日本の研究人材・科学技術人材について考える

日本の研究人材・科学技術人材政策について考える

日本の研究人材・科学技術人材をめぐる状況や施策等について、政府や関係機関の公表データなどから考えたことを記録しています。

科学技術人材施策推進の手法

科学技術人材政策とは

 人材政策に関する既存の定義としては、日本大百科全書(ニッポニカ)において、「国家的視野からみた、社会における人材の養成、再訓練、配置に関する政策」と定義されている。科学技術人材に関する人材政策についても、同様の視点から整理することが可能と考えられる。具体的には、大学院における人材育成などは「養成、再訓練」に、適切な人材配置のためのポストや待遇の確保、人材配置の前提となる流動性の向上などは「配置」に関する政策として整理することができると考えられる。

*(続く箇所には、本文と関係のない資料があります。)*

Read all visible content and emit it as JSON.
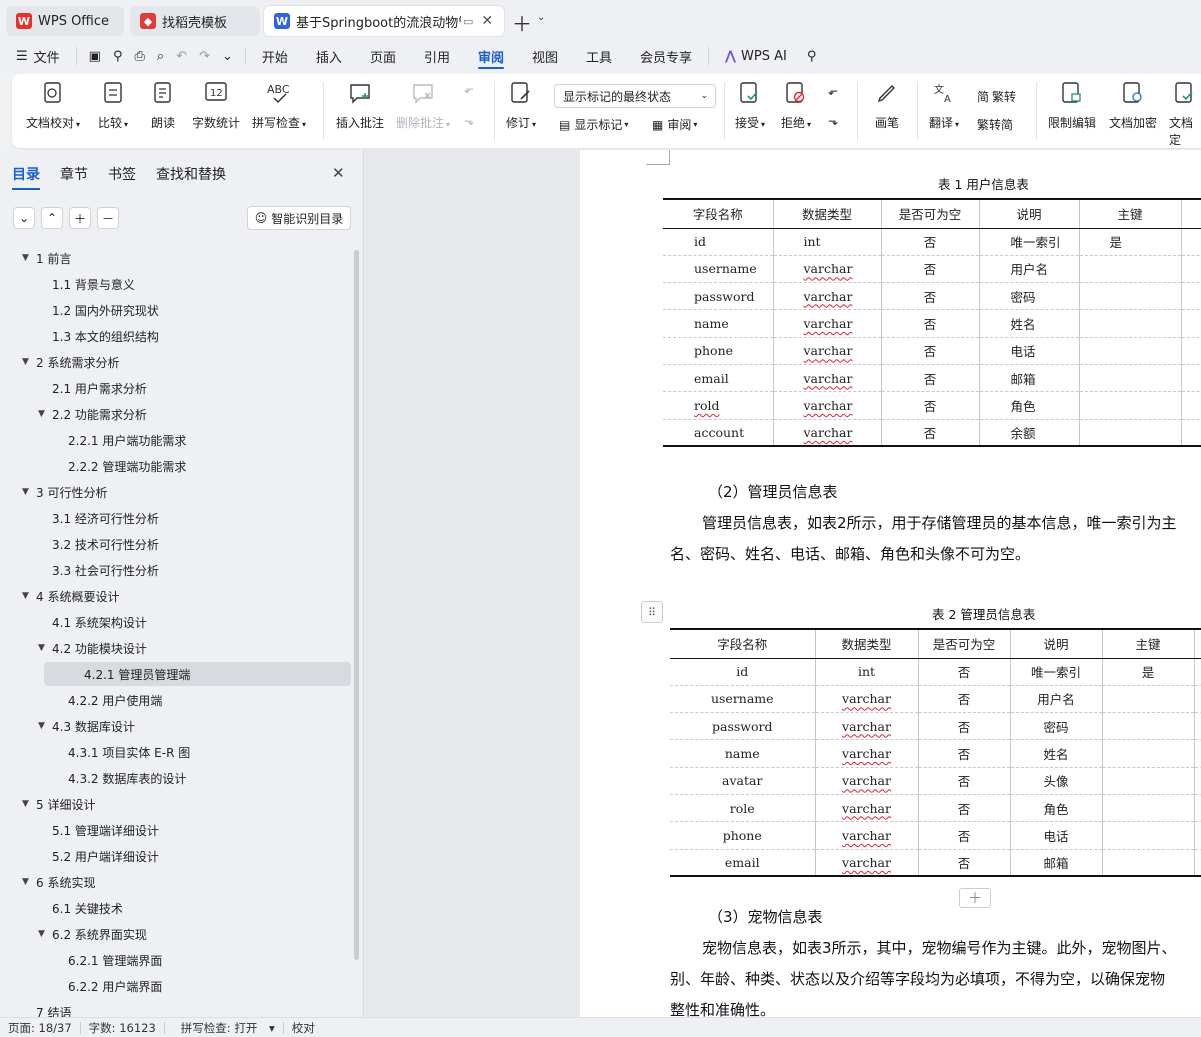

 日本の科学技術人材をめぐる主な政策課題としては、博士号を持つ高度研究人材の育成と活躍の場の確保が挙げられることから、これに対応する科学技術人材政策についても、人材育成とポスト・待遇の確保、流動性の向上という観点から見てみることが重要と考えられる。また、同じく重要課題である女性研究者の活躍促進についても、これらのそれぞれの観点からの対応を行うことが必要である。

 

人材の育成制度と支援策

 科学技術人材の育成に関しては、主に大学院教育の制度の下で行われている。特に、高度研究人材の育成には、博士課程での教育がその中心的役割を果たしている。こうした大学院教育の制度は、人材育成システムとして一定の質の確保が必要であることから、博士課程の開設等には文部科学大臣の認可を要するなど、学校教育法等の下で各種規制に服することとなる。人材育成システムの確立に関しては、主に規制的な手法での政策が採られている。

 また、博士課程学生への経済的支援に関しては、奨学金などの学生としての側面に着目したものと、特別研究員(DC)などの研究者としての側面に着目したものが存在するが、いずれも助成的な手法によって行われている。

 

ポスト・待遇の確保、流動性の向上

 高度研究人材や女性研究者のポストや待遇の確保に関する政策は、研究者を雇用する大学、民間企業、公的研究機関等を政策対象としており、主に補助事業による支援策によって、望ましい取組みへの誘導が図られている。国におけるガイドラインの策定や補助の際の要件化等によって、一定の基準の確保や待遇の向上を図るような取組も行われているが、一義的には各主体の自律的な判断にゆだねられるべきものであることから、間接的に取組を促すものとなっている。

 流動性の向上に関する政策は、雇用主体である大学等と研究人材の双方を対象として実施されており、情報提供やマッチング支援などのサービスの提供による支援など、主に支援的手法による取組が行われている。

 

政策全体の俯瞰の重要性

 科学技術人材政策は、科学技術政策の一環として実施されるものており、科学技術・イノベーション基本計画の下で、目標が設定され、計画的に取組が進められている。

ura49.hatenablog.com

 

 以上のように、科学技術人材政策は、規制、助成、支援、行政計画といった、様々な手法が適切に組み合わされて推進されている。人材の育成とポスト・待遇の確保等では、政策課題や対応策も異なっており、それぞれ政策課題に応じた分析等が必要であるが、一方で、研究者ポストの不安定さが博士離れの要因となっていたり、博士課程教育の段階から産学連携を進めれば民間企業へのキャリアパスを選択する者が増えるなど、それぞれの課題や対応策は密接に関係しており、各課題の抜本的な解決を図るためには、上記の様々な施策が全体として機能するような俯瞰的な分析・検討が重要であると考えられる。